The supporters of freedom of expression/choice uphold that the largely opioid-driven deals that took place in the darkness of the infamous Silk Road are just that: one’s freedom to choose what they smoke, inhale or inject.

Logically, cryptocurrencies can be – and are used – for illegal purposes; but so are dollar bills, Euros, offshore banks and similar. To blame a medium, or a means, for the illegality or inappropriateness of something that has a buyer/user at one end and a seller/provider at the other is not necessarily fair.

Evident in this regard is the prosecution of several federal agents who attempted to steal over $800,000 worth of Bitcoin from the Silk Road proceeds. The moment the agents tried to ‘unload’ them, they were caught because every transaction, just like every bitcoin, is unique and recorded in the blockchain for eternity.

There is no limit, for instance, to the number of copies one could make of e-books, songs, videos and, put simply, there is an infinite number of digital copies one could make of anything but bitcoin. For the first time ever in the world of investment, banking, financial transactions and not only, a web of thousands of computers across the world allows for a virtual coin to have an unique fungible aspect whose main feature is the paradox of its current existence, too: its scarcity.

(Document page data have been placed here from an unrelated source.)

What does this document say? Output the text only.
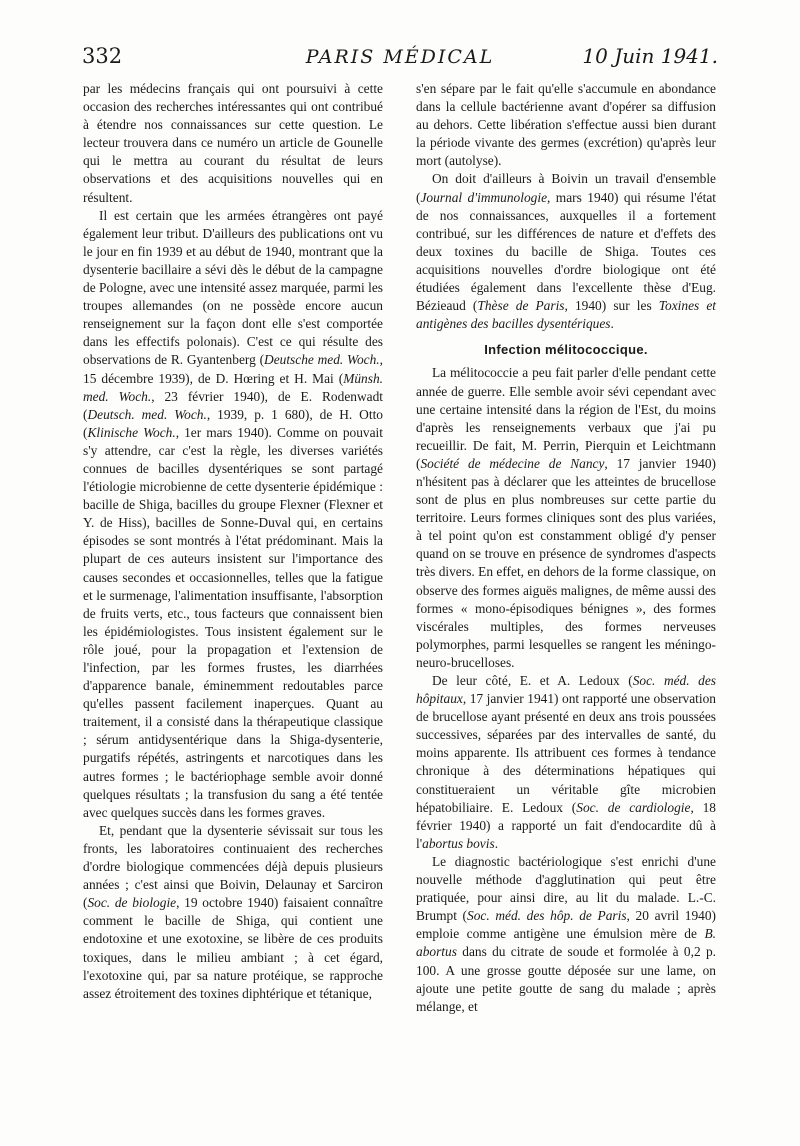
332	PARIS MÉDICAL	10 Juin 1941.

par les médecins français qui ont poursuivi à cette occasion des recherches intéressantes qui ont contribué à étendre nos connaissances sur cette question. Le lecteur trouvera dans ce numéro un article de Gounelle qui le mettra au courant du résultat de leurs observations et des acquisitions nouvelles qui en résultent.

Il est certain que les armées étrangères ont payé également leur tribut. D'ailleurs des publications ont vu le jour en fin 1939 et au début de 1940, montrant que la dysenterie bacillaire a sévi dès le début de la campagne de Pologne, avec une intensité assez marquée, parmi les troupes allemandes (on ne possède encore aucun renseignement sur la façon dont elle s'est comportée dans les effectifs polonais). C'est ce qui résulte des observations de R. Gyantenberg (Deutsche med. Woch., 15 décembre 1939), de D. Hœring et H. Mai (Münsh. med. Woch., 23 février 1940), de E. Rodenwadt (Deutsch. med. Woch., 1939, p. 1 680), de H. Otto (Klinische Woch., 1er mars 1940). Comme on pouvait s'y attendre, car c'est la règle, les diverses variétés connues de bacilles dysentériques se sont partagé l'étiologie microbienne de cette dysenterie épidémique : bacille de Shiga, bacilles du groupe Flexner (Flexner et Y. de Hiss), bacilles de Sonne-Duval qui, en certains épisodes se sont montrés à l'état prédominant. Mais la plupart de ces auteurs insistent sur l'importance des causes secondes et occasionnelles, telles que la fatigue et le surmenage, l'alimentation insuffisante, l'absorption de fruits verts, etc., tous facteurs que connaissent bien les épidémiologistes. Tous insistent également sur le rôle joué, pour la propagation et l'extension de l'infection, par les formes frustes, les diarrhées d'apparence banale, éminemment redoutables parce qu'elles passent facilement inaperçues. Quant au traitement, il a consisté dans la thérapeutique classique ; sérum antidysentérique dans la Shiga-dysenterie, purgatifs répétés, astringents et narcotiques dans les autres formes ; le bactériophage semble avoir donné quelques résultats ; la transfusion du sang a été tentée avec quelques succès dans les formes graves.

Et, pendant que la dysenterie sévissait sur tous les fronts, les laboratoires continuaient des recherches d'ordre biologique commencées déjà depuis plusieurs années ; c'est ainsi que Boivin, Delaunay et Sarciron (Soc. de biologie, 19 octobre 1940) faisaient connaître comment le bacille de Shiga, qui contient une endotoxine et une exotoxine, se libère de ces produits toxiques, dans le milieu ambiant ; à cet égard, l'exotoxine qui, par sa nature protéique, se rapproche assez étroitement des toxines diphtérique et tétanique,

s'en sépare par le fait qu'elle s'accumule en abondance dans la cellule bactérienne avant d'opérer sa diffusion au dehors. Cette libération s'effectue aussi bien durant la période vivante des germes (excrétion) qu'après leur mort (autolyse).

On doit d'ailleurs à Boivin un travail d'ensemble (Journal d'immunologie, mars 1940) qui résume l'état de nos connaissances, auxquelles il a fortement contribué, sur les différences de nature et d'effets des deux toxines du bacille de Shiga. Toutes ces acquisitions nouvelles d'ordre biologique ont été étudiées également dans l'excellente thèse d'Eug. Bézieaud (Thèse de Paris, 1940) sur les Toxines et antigènes des bacilles dysentériques.

Infection mélitococcique.

La mélitococcie a peu fait parler d'elle pendant cette année de guerre. Elle semble avoir sévi cependant avec une certaine intensité dans la région de l'Est, du moins d'après les renseignements verbaux que j'ai pu recueillir. De fait, M. Perrin, Pierquin et Leichtmann (Société de médecine de Nancy, 17 janvier 1940) n'hésitent pas à déclarer que les atteintes de brucellose sont de plus en plus nombreuses sur cette partie du territoire. Leurs formes cliniques sont des plus variées, à tel point qu'on est constamment obligé d'y penser quand on se trouve en présence de syndromes d'aspects très divers. En effet, en dehors de la forme classique, on observe des formes aiguës malignes, de même aussi des formes « mono-épisodiques bénignes », des formes viscérales multiples, des formes nerveuses polymorphes, parmi lesquelles se rangent les méningo-neuro-brucelloses.

De leur côté, E. et A. Ledoux (Soc. méd. des hôpitaux, 17 janvier 1941) ont rapporté une observation de brucellose ayant présenté en deux ans trois poussées successives, séparées par des intervalles de santé, du moins apparente. Ils attribuent ces formes à tendance chronique à des déterminations hépatiques qui constitueraient un véritable gîte microbien hépatobiliaire. E. Ledoux (Soc. de cardiologie, 18 février 1940) a rapporté un fait d'endocardite dû à l'abortus bovis.

Le diagnostic bactériologique s'est enrichi d'une nouvelle méthode d'agglutination qui peut être pratiquée, pour ainsi dire, au lit du malade. L.-C. Brumpt (Soc. méd. des hôp. de Paris, 20 avril 1940) emploie comme antigène une émulsion mère de B. abortus dans du citrate de soude et formolée à 0,2 p. 100. A une grosse goutte déposée sur une lame, on ajoute une petite goutte de sang du malade ; après mélange, et
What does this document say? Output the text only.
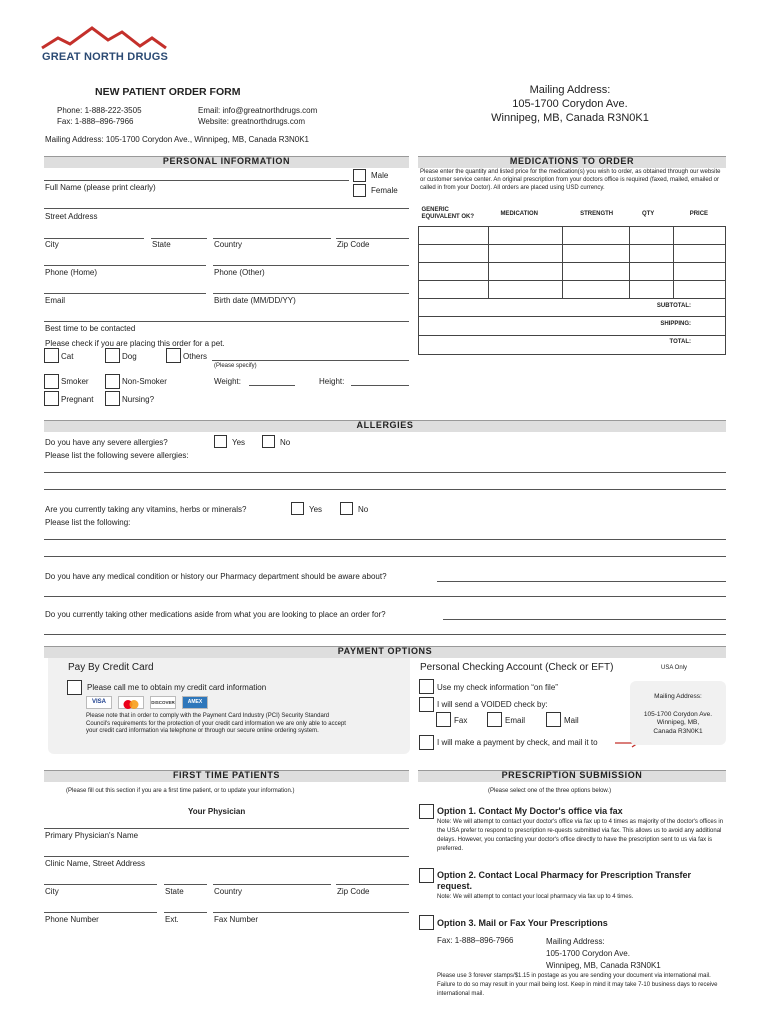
GREAT NORTH DRUGS
NEW PATIENT ORDER FORM
Phone: 1-888-222-3505
Fax: 1-888–896-7966
Email: info@greatnorthdrugs.com
Website: greatnorthdrugs.com
Mailing Address:
105-1700 Corydon Ave.
Winnipeg, MB, Canada R3N0K1
Mailing Address: 105-1700 Corydon Ave., Winnipeg, MB, Canada R3N0K1
PERSONAL INFORMATION
Male
Female
Full Name (please print clearly)
Street Address
City	State	Country	Zip Code
Phone (Home)	Phone (Other)
Email	Birth date (MM/DD/YY)
Best time to be contacted
Please check if you are placing this order for a pet.
Cat	Dog	Others
(Please specify)
Smoker	Non-Smoker	Weight:	Height:
Pregnant	Nursing?
MEDICATIONS TO ORDER
Please enter the quantity and listed price for the medication(s) you wish to order, as obtained through our website or customer service center. An original prescription from your doctors office is required (faxed, mailed, emailed or called in from your Doctor). All orders are placed using USD currency.
GENERIC EQUIVALENT OK?	MEDICATION	STRENGTH	QTY	PRICE

SUBTOTAL:
SHIPPING:
TOTAL:
ALLERGIES
Do you have any severe allergies?	Yes	No
Please list the following severe allergies:
Are you currently taking any vitamins, herbs or minerals?	Yes	No
Please list the following:
Do you have any medical condition or history our Pharmacy department should be aware about?
Do you currently taking other medications aside from what you are looking to place an order for?
PAYMENT OPTIONS
Pay By Credit Card
Please call me to obtain my credit card information
VISA	DISCOVER	AMEX
Please note that in order to comply with the Payment Card Industry (PCI) Security Standard Council's requirements for the protection of your credit card information we are only able to accept your credit card information via telephone or through our secure online ordering system.
Personal Checking Account (Check or EFT)	USA Only
Use my check information “on file”
I will send a VOIDED check by:
Fax	Email	Mail
I will make a payment by check, and mail it to
Mailing Address:
105-1700 Corydon Ave.
Winnipeg, MB,
Canada R3N0K1
FIRST TIME PATIENTS
(Please fill out this section if you are a first time patient, or to update your information.)
Your Physician
Primary Physician's Name
Clinic Name, Street Address
City	State	Country	Zip Code
Phone Number	Ext.	Fax Number
PRESCRIPTION SUBMISSION
(Please select one of the three options below.)
Option 1. Contact My Doctor's office via fax
Note: We will attempt to contact your doctor's office via fax up to 4 times as majority of the doctor's offices in the USA prefer to respond to prescription re-quests submitted via fax. This allows us to avoid any additional delays. However, you contacting your doctor's office directly to have the prescription sent to us via fax is preferred.
Option 2. Contact Local Pharmacy for Prescription Transfer request.
Note: We will attempt to contact your local pharmacy via fax up to 4 times.
Option 3. Mail or Fax Your Prescriptions
Fax: 1-888–896-7966	Mailing Address:
105-1700 Corydon Ave.
Winnipeg, MB, Canada R3N0K1
Please use 3 forever stamps/$1.15 in postage as you are sending your document via international mail. Failure to do so may result in your mail being lost. Keep in mind it may take 7-10 business days to receive international mail.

According to Investopedia, there are over 18,000 cryptocurrencies in existence as of March 2022 and, although many of these cryptocoins have little to no following or trading volume, some enjoy immense popularity among dedicated communities of backers and investors.

Cryptocurrencies see a fall in their mining block reward in four-year cycles, and their popularity – which translates in their mining – is directly driven by a simple principle of supply and demand. Bitcoin’s protocol will stop when 21 million bitcoins are reached, unlike the hard cash which continues to be minted as banknotes and coins come out of circulation or new hard currency injections are directed by national banks.

Supporters of the cryptoverse revolution are very vocal in terms of the benefits that digital currencies can offer to those individuals whose national currency means, more often than not, nothing. Devaluation of a nation state’s currency – such as, most recently, the Russian ruble – means that the trading of that currency on the foreign markets is less attractive thus less powerful in relation to the US dollar or the UK pound.

Democracies have clear, open, and transparent rules when it comes to cryptocurrencies: their use, their trading, and their translation into conventional currency. But the democracies of today’s world make up for less 15% of the world’s population. For instance, the poverty-stricken population of Venezuela (a country whose oil reserves are the largest in the world, surpassing those of Saudi Arabia), cryptocurrencies are slowly becoming an accepted way of life and living.

JP Morgan Chase is one of the largest banks in the world, its transactions amounting to USD 16 trillion daily. Its CEO, Jamie Dimond, recently argued that bitcoin is worthless and that cryptocurrencies will end up being regulated by governments. One may understand that the advent of the cryptoverse poses a significant challenge to the traditional banking models and to the way business transaction proceeds have been – and for the greatest part still are – being carried out today. But, to ‘close’ or even regulate bitcoin or the multitude of cryptocurrencies out there would simply be impossible. As long as there is a World Wide Web, free for many and accessible to many, digital currencies will continue to exist, be traded and be used, even though some politicians naively believe that they can stop open source software.

Innovation and technological revolution are here not only to stay but to evolve. Only a catastrophe of global proportion such as a nuclear winter or an outright global conflagration could, potentially, permanently, or temporarily disrupt the cryptoverse revolution. As with almost any and all digital technologies, it is the user of that technology that renders its use for good or for bad purposes.